Luís Filipe Costa. Um ventrículo para a rádio, outro para a realização

Luís Filipe Costa. Um ventrículo para a rádio, outro para a realização


Em 1974, no Rádio Clube Português, foi Luís Filipe Costa quem leu os comunicados do Movimento das Forças Armadas. Morreu ontem, em Lisboa.


Pequenino, sonhou ser ator. Já graúdo, na Faculdade de Económicas e Financeiras, decidiu um dia romper com o suceder dos dias e faltou a uma aula, ficando à porta, a decidir o que fazer naquela hora. Mal sabia que a gazeta lhe mudaria o rumo: passou entretanto um colega que ia para a Emissora Nacional gravar um programa de teatro radiofónico, que o desafiou a acompanhá-lo. Ele assim fez e, logo nesse dia, substituiu um ator em falta. E foi desta forma que Luís Filipe Costa acabaria por, aos 19 anos, abraçar uma carreira no mundo da comunicação que se espraiaria em várias frentes e ficaria pautada por uma longa relação com a RTP. A história deste começo foi contada por Maria João Gama, logo no início de uma entrevista biográfica pontuada a imagens de arquivo com o jornalista, radialista, escritor e também realizador. Luís Filipe Costa morreu ontem, aos 84 anos, avançou a RTP3.

Nascido a 18 de março de 1936, em Lisboa, estudou na antiga escola comercial Veiga Beirão. Depois de virar na encruzilhada da rádio, revolucionou-a e foi um dos nomes, na década de 60, a contribuir para reforma do jornalismo radiofónico no país. O mérito foi reconhecido: venceu prémios da Casa de Imprensa para o melhor radialista (1966 e 1974) e o Prémio SER (Sociedade Espanhola de Radiodifusão) em 1968.

Dirigiu ainda o serviço de noticiários do Rádio Clube Português (RCP), e, a partir do estúdio, ficou indelevelmente ligado à história do país. Foi ele quem leu, em pleno 25 de Abril, os comunicados do Movimento das Forças Armadas. No dia seguinte à revolução continuava ao microfone, para um serviço noticioso histórico em que recapitulou os acontecimentos mais relevantes da Revolução – a emissão pode ser ouvida online nos arquivos da RTP.

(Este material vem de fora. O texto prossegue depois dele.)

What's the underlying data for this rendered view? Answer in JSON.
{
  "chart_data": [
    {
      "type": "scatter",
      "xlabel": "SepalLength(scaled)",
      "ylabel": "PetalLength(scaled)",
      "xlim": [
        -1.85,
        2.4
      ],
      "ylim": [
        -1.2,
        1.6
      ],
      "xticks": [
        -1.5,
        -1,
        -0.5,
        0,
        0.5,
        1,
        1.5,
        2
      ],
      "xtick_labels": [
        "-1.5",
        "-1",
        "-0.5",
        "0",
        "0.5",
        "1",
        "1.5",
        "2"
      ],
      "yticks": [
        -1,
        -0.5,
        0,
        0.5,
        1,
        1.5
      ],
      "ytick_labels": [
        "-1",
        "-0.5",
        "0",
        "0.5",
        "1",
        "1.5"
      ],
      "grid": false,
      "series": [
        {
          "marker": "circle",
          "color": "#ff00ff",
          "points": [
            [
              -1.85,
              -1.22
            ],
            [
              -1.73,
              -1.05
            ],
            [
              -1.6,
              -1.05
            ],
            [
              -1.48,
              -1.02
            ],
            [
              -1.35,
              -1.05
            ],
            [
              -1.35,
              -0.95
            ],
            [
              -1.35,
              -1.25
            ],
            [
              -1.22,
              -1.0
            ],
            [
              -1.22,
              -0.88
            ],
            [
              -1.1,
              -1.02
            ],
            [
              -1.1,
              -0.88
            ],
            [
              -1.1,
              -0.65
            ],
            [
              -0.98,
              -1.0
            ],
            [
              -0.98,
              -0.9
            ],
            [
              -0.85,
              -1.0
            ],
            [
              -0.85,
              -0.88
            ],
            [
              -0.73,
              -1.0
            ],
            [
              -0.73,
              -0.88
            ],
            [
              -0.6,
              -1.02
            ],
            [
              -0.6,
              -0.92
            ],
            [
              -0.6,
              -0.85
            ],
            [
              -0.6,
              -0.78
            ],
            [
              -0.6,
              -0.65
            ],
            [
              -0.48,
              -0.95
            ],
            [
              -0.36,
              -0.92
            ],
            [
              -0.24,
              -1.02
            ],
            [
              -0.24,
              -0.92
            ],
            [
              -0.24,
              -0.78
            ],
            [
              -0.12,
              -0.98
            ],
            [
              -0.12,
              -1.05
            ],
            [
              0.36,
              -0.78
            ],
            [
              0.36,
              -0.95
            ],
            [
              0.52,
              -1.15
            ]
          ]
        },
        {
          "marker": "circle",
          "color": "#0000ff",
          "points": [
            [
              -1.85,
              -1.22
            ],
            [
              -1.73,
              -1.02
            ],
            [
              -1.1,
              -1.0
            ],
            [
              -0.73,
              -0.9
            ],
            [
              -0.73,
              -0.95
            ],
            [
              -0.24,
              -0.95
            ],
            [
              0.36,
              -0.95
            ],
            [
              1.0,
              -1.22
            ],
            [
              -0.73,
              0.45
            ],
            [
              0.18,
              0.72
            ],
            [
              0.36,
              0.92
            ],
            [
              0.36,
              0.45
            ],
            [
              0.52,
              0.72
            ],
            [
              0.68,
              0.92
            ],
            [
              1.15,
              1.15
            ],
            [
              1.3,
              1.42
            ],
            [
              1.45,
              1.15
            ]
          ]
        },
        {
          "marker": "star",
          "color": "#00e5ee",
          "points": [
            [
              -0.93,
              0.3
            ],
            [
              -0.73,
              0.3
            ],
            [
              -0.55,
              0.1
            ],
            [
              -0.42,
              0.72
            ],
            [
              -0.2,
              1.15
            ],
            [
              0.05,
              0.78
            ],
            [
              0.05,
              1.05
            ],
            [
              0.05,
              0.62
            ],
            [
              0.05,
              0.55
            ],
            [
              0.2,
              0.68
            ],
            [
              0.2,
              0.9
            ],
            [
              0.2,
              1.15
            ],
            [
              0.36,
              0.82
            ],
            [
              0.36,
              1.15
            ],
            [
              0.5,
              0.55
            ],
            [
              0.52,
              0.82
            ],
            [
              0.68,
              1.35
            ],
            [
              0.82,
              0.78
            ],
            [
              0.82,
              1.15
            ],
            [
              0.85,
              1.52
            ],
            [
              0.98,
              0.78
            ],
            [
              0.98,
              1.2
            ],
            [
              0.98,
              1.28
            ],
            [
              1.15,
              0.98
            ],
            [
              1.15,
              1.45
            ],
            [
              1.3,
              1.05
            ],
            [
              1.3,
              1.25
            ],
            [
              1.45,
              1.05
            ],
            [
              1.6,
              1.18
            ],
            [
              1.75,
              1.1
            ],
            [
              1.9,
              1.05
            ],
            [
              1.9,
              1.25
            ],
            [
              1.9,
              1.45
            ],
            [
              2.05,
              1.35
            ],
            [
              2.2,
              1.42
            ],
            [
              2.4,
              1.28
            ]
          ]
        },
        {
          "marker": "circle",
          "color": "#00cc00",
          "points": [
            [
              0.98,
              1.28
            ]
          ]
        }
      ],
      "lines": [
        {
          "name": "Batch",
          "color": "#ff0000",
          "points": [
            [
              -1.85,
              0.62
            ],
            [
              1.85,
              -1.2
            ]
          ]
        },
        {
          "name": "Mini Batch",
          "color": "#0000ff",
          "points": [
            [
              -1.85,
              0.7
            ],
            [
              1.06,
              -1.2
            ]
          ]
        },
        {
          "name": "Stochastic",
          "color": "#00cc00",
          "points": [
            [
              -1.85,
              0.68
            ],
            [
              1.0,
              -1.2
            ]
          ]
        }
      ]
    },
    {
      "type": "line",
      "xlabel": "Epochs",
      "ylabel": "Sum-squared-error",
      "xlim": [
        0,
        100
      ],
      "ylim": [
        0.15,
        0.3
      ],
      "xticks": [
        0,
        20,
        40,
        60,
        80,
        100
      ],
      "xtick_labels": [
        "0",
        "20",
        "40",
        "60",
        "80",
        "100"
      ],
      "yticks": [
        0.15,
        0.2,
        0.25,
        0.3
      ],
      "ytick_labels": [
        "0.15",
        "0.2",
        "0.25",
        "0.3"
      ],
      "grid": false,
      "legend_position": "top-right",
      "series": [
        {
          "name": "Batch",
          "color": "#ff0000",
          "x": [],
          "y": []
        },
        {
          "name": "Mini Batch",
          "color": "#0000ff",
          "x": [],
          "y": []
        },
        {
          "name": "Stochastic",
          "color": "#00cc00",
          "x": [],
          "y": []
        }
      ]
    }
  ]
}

Foi após o 25 de Abril, e já na RTP, que encetou a carreira como realizador. Um caminho que já tinha ensaiado na rádio com programas como Quem tem Medo de Brahms?, distinguido inclusivamente com o Prémio da Rádio Húngara. Na televisão viria a assinar mais de trinta telefilmes e séries documentais e de ficção, partilhando por vezes a cadeira de realizador com a de argumentista. Morte D´Homem, Arroz Doce, e Esquadra de Polícia são alguns exemplos. Morte D´Homem (1988) recebeu em 1988 o Grande Prémio do Festival de Cinema para Televisão de Chianchino (Itália) e o 2º Prémio do Festival Internacional de Cinema da Figueira da Foz. Visionário e atento ao curso dos tempos, é ainda da sua autoria série documental Há só uma Terra. O programa, estreado há trinta anos e apresentado pelo próprio, pôs pela primeira vez a ecologia na agenda e na programação da televisão em Portugal, tendo sido distinguido com Prémio da Crítica do Diário de Lisboa.

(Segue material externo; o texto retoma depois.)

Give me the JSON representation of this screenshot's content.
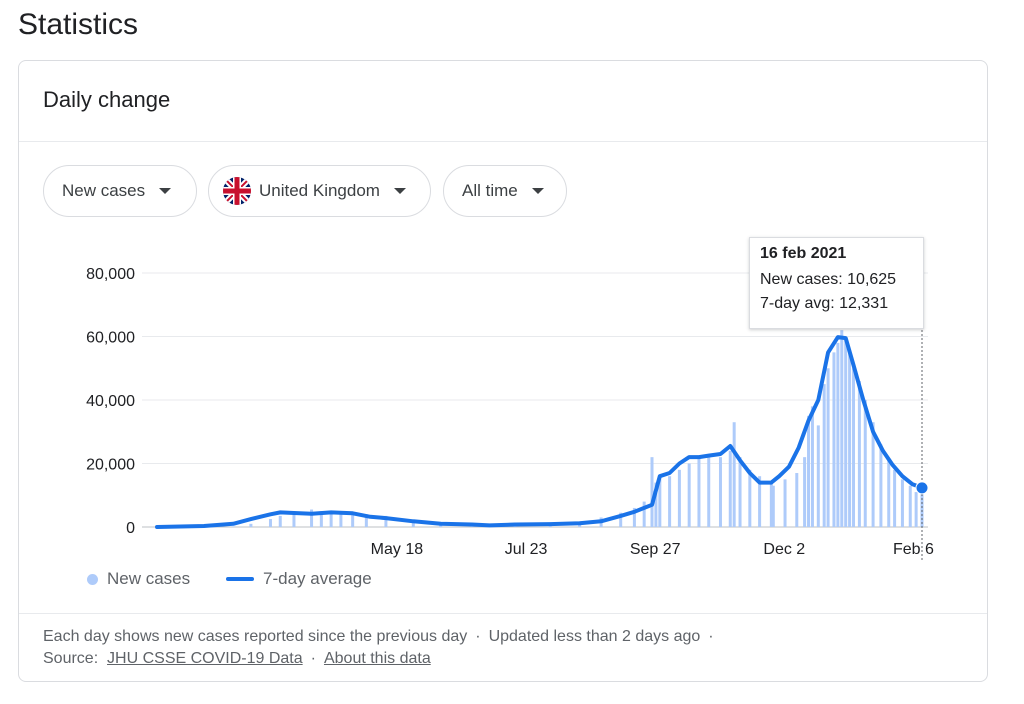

Entre outras distinções, recebeu ainda o Grau de Comendador da Ordem da Liberdade e o prémio de consagração de carreira da SPA, em 2011. E deixou ainda dois romances nos quais os esquissos cinematográficos que lhe comandavam o pulso são bem patentes: Agora e na Hora da sua Morte (Vega, 2008) e A Borboleta na Gaiola (Vega, 2009), um romance que também adaptou ao ecrã. Mas o projeto do cinema teve, porventura, a mais bonita consagração no seu legado familiar: Luís Filipe Costa era pai do cineasta Pedro Costa.